Üzgünüm. Uzun zamandır mutsuzum.
Mutlu nasıl olunur onu bile bilmiyorum aslında.
Hayatımın geri kalanını devam ettirmek için umudumu, ışığımı kaybettim.
Bu paradoksu kıramadım.
Başka bir sebep aramanıza gerek yok.
Kendi irademle, kararımla aranızdan ayrılıyorum.
Bu not yayınladıktan hemen sonra hayatımı sonlandırıyorum.”
Bunlar da ataması yapılmadığı için bunalıma giren ve birkaç ay önce evinde kendini asarak intihar eden genç öğretmen İsa Erdoğan’ın son sözleri.
***
Bugün Öğretmenler Günü.
70 yıl öncenin öğretmenleriyle bugünün öğretmenleri arasında dağlar kadar fark var.
Artık onların içinde aslanlar, kaplanlar, yırtıcı kuşlar barınmıyor.
Çoğunun kafasının üzerinde akbabalar dolaşıyor.
Çocukların karşısına baştan yılgın çıkıyorlar ve sadece hayatta kalmaya çalışıyorlar.
İdeallerden beslenmiyor, umutsuzluktan ölüyorlar.
“Değişik” ya da “bambaşka” olmak genç öğretmenlerin şimdilerde kolay kurabileceği bir hayal değil.
Bir bıçak gibi enselerine dayalı duran tehditkâr sistem büyük hayallere geçit vermeyecek kadar gaddar ve tehlikeli.
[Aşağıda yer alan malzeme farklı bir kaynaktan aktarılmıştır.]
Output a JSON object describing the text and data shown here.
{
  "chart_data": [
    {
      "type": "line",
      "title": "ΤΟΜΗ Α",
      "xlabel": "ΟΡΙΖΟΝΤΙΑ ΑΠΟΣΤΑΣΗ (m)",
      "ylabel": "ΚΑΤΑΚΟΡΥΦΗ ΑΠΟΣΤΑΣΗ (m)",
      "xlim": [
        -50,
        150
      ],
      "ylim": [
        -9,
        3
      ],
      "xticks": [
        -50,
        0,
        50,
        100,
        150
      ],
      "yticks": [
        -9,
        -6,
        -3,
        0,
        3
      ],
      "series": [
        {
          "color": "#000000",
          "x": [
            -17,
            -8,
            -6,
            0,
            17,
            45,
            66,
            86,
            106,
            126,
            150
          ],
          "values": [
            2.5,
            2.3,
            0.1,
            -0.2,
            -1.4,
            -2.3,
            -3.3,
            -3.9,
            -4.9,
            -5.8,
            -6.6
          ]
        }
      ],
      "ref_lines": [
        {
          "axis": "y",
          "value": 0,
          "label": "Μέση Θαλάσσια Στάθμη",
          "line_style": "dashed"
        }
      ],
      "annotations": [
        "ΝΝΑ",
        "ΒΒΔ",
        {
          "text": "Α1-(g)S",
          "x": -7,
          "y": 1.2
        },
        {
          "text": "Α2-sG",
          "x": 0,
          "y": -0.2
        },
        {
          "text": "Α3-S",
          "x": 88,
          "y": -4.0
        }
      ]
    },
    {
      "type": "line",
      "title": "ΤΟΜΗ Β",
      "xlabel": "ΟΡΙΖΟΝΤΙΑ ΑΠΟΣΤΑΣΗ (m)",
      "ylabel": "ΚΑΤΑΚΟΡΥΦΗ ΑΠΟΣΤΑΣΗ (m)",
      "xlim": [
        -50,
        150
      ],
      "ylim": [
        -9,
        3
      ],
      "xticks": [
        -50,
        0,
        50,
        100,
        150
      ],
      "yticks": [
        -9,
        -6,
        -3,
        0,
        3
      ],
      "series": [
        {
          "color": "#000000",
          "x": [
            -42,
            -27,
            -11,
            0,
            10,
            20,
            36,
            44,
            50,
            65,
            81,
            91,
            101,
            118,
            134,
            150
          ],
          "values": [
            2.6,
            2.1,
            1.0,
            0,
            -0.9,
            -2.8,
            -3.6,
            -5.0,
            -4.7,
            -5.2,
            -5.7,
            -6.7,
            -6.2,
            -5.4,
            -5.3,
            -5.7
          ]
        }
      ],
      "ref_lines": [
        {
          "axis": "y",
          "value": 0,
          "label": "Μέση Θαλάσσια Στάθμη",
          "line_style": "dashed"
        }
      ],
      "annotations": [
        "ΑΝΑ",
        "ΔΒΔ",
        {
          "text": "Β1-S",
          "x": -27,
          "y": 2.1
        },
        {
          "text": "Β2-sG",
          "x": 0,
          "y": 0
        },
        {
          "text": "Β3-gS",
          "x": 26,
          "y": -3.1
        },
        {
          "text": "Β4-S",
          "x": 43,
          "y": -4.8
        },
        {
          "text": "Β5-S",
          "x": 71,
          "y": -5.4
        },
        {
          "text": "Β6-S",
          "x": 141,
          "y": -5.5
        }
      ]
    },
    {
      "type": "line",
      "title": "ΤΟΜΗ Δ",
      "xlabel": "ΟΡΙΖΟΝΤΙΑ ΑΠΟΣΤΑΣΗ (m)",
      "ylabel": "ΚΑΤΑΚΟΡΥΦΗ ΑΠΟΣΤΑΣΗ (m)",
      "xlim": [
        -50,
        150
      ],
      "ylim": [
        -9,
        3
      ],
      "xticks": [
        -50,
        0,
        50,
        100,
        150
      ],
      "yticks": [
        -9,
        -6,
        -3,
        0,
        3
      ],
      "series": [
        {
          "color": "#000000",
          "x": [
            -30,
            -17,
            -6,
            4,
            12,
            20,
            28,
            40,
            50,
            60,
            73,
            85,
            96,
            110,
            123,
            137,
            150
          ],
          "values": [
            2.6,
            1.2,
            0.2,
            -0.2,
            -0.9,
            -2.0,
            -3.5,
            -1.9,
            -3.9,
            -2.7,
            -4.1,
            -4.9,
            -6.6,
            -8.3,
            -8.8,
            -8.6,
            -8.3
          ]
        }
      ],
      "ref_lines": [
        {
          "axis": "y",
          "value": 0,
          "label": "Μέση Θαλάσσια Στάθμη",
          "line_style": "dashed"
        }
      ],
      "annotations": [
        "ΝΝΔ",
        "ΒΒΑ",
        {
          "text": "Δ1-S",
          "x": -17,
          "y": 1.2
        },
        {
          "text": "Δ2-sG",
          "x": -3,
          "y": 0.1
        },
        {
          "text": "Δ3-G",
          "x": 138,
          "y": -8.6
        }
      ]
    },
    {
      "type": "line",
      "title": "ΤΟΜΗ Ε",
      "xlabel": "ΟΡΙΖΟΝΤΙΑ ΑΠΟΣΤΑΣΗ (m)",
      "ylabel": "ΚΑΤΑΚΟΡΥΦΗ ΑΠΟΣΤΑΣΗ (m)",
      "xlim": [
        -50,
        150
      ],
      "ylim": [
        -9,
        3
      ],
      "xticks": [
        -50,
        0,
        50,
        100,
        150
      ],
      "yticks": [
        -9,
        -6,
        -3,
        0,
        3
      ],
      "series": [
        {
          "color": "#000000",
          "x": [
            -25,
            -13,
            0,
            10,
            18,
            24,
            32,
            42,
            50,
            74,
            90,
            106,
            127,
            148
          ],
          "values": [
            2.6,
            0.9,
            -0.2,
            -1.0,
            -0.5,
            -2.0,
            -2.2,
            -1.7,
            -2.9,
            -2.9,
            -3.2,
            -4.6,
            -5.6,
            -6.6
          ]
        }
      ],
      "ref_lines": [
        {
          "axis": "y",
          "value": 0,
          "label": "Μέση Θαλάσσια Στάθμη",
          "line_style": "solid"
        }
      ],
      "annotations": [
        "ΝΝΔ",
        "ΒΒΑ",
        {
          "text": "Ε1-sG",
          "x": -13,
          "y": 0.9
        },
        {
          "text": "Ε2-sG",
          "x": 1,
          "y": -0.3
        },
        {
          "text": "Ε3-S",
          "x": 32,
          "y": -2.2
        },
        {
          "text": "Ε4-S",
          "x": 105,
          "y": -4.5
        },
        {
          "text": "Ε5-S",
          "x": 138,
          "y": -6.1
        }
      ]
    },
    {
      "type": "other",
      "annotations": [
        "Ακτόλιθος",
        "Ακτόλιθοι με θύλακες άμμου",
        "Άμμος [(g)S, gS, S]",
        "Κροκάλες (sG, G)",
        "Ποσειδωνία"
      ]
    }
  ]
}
Ülkedeki geriliği, yoksulluğu yere serecek güçleri olduğunun farkında değiller.
Aksine, hızla o geriliğin ve yoksulluğun bir parçasına dönüşmeyi kader bilmekteler.
Çocukları kız-erkek ayırmadan okutmak gibi bir idealin ne anlama geldiğini hissedemeyecek kadar “dindar”lar.
O yüzden öğretmenlerin içindeki aslanlar...
Daha en baştan ölü doğuyorlar.
Bugün Öğretmenler Günü...
Bugün Fakir Baykurt’u özleme günü...
Ülkenin çeşitli köşelerinde her şeye rağmen hâlâ onun gibi olmakta direnen bir avuç öğretmeni kutsama günü...
Bir de;
İdealist Çalıkuşu efsanesiyle başlayan...
Oradan, ömrü kısa ama etkisi derin Köy Enstitüleri ütopyasına uzanan...
Nihayetinde ataması bir türlü yapılmadığı için bunalıma girip intihar eden;
KHK ile işten atıldıktan sonra açlık grevine başlayıp ölüme yatan;
Hakkında soruşturma açılınca çocukları ve karısıyla ülkeden gizlice çıkmaya çalışırken ailesiyle birlikte boğulup ölen öğretmenlere varan korkunç hikâyenin yasını tutma günü.